Murphy made his major league pitching debut on June 4, 2013, against the Boston Red Sox when he took the mound in the eighth inning of a 17–5 rout of the Rangers in an effort to save the bullpen. Murphy notched his first major league strikeout and was the only Rangers pitcher to record a scoreless inning that evening.

===Cleveland Indians===

On November 20, 2013, Murphy signed a 2-year, $12 million contract with the Cleveland Indians. The news was first broken by his youngest daughter, Faith. He was involved in the second known occurrence in MLB history of two balls in play simultaneously when he was confused by a ball accidentally thrown from the Cincinnati Reds' bullpen and tagged out before sliding back to third base in the seventh inning of a 9-2 Indians loss at Progressive Field on August 5, 2014.

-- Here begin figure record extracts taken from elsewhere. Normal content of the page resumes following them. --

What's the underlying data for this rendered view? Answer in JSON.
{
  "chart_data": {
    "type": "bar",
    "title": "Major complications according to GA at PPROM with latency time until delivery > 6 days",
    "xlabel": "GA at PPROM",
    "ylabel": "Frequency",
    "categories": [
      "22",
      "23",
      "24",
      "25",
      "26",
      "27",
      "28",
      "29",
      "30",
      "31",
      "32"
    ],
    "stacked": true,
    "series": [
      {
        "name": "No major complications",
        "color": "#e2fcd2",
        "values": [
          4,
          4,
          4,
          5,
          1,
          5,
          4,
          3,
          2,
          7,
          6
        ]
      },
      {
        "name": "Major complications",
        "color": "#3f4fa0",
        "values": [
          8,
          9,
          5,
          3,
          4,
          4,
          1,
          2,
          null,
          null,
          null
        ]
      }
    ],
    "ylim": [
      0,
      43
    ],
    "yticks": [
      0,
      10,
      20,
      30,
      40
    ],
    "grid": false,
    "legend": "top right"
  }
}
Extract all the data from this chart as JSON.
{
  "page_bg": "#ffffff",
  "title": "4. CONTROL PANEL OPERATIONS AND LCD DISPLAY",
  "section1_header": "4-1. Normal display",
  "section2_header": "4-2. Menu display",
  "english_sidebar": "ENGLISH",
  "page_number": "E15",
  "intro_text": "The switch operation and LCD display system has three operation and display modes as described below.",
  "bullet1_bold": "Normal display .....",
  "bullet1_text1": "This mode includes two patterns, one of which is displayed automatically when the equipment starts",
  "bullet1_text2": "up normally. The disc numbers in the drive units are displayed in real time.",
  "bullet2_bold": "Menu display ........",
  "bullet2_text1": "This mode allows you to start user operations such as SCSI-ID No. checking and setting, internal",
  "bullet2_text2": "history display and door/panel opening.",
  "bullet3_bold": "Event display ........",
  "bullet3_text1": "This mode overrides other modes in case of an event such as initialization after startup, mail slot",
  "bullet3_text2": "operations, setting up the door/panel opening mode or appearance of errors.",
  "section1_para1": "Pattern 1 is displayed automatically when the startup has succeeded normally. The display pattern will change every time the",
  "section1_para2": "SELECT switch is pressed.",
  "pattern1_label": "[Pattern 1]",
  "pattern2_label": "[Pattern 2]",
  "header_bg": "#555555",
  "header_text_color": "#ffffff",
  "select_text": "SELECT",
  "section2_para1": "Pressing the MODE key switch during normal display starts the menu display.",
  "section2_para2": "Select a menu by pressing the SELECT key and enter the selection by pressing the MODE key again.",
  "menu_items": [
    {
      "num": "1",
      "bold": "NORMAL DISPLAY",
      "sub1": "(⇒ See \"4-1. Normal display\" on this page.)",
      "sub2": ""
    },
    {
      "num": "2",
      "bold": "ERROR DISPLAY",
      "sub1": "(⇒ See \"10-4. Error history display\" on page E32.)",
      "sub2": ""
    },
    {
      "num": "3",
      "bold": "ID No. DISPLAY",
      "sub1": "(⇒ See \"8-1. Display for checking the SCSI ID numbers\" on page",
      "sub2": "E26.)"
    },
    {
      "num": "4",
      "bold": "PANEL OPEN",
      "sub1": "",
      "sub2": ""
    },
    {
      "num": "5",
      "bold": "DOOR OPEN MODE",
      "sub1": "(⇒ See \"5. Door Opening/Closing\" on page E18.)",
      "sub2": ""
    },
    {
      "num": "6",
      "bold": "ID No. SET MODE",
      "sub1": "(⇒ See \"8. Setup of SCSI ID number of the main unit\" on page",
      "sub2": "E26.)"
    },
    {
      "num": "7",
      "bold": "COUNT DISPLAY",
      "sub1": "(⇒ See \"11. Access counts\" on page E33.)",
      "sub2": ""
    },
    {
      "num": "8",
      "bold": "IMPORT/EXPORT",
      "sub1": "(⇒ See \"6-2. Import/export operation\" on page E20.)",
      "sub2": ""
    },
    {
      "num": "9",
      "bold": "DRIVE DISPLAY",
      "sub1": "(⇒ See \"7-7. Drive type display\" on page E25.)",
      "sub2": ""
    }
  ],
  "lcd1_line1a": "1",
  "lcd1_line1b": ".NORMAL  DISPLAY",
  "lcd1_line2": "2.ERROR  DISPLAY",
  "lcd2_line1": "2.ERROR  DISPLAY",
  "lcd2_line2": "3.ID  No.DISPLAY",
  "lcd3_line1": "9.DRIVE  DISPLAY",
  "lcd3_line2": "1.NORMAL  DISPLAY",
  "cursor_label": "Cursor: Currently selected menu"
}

===Los Angeles Angels of Anaheim===

On July 28, 2015, the Indians traded Murphy to the Los Angeles Angels of Anaheim in exchange for minor league shortstop Eric Stamets. He played in 48 games for the Angels and recorded a batting average of .265, with five home runs, 16 runs scored, and 23 RBIs.

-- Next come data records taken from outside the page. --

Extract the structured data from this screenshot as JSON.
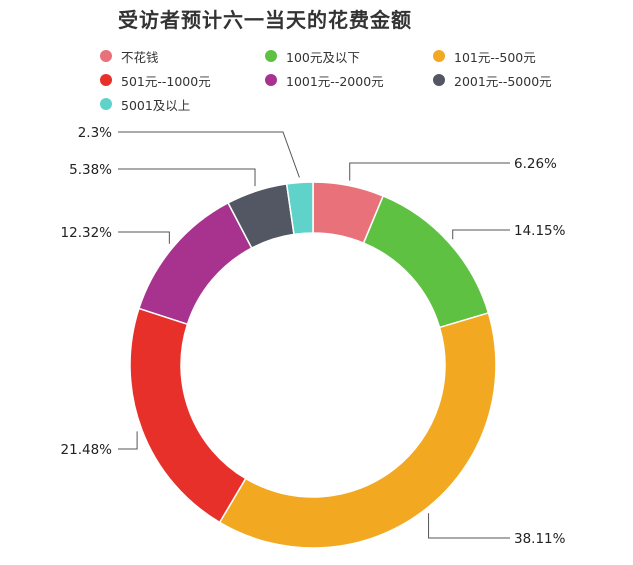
{
  "chart_data": {
    "type": "pie",
    "title": "受访者预计六一当天的花费金额",
    "legend_position": "top",
    "categories": [
      "不花钱",
      "100元及以下",
      "101元--500元",
      "501元--1000元",
      "1001元--2000元",
      "2001元--5000元",
      "5001及以上"
    ],
    "values": [
      6.26,
      14.15,
      38.11,
      21.48,
      12.32,
      5.38,
      2.3
    ],
    "data_labels": [
      "6.26%",
      "14.15%",
      "38.11%",
      "21.48%",
      "12.32%",
      "5.38%",
      "2.3%"
    ],
    "colors": [
      "#e8717a",
      "#5fc142",
      "#f2a921",
      "#e8302a",
      "#a8338e",
      "#525763",
      "#5fd3c9"
    ],
    "donut": true
  }
}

===Return to the Red Sox===

On February 29, 2016, the Boston Red Sox signed Murphy to a minor league deal. He was released on March 28, 2016.

===Minnesota Twins===

On April 14, 2016, the Minnesota Twins signed Murphy to a minor league deal, but on the 25th, Murphy announced his retirement from baseball.

==Broadcasting career==
Since retiring from baseball, Murphy has worked as a broadcaster for Fox Sports Southwest. He has appeared as an analyst on Rangers LIVE pre and post game shows. He has also worked as a color commentator on Frisco RoughRiders broadcasts.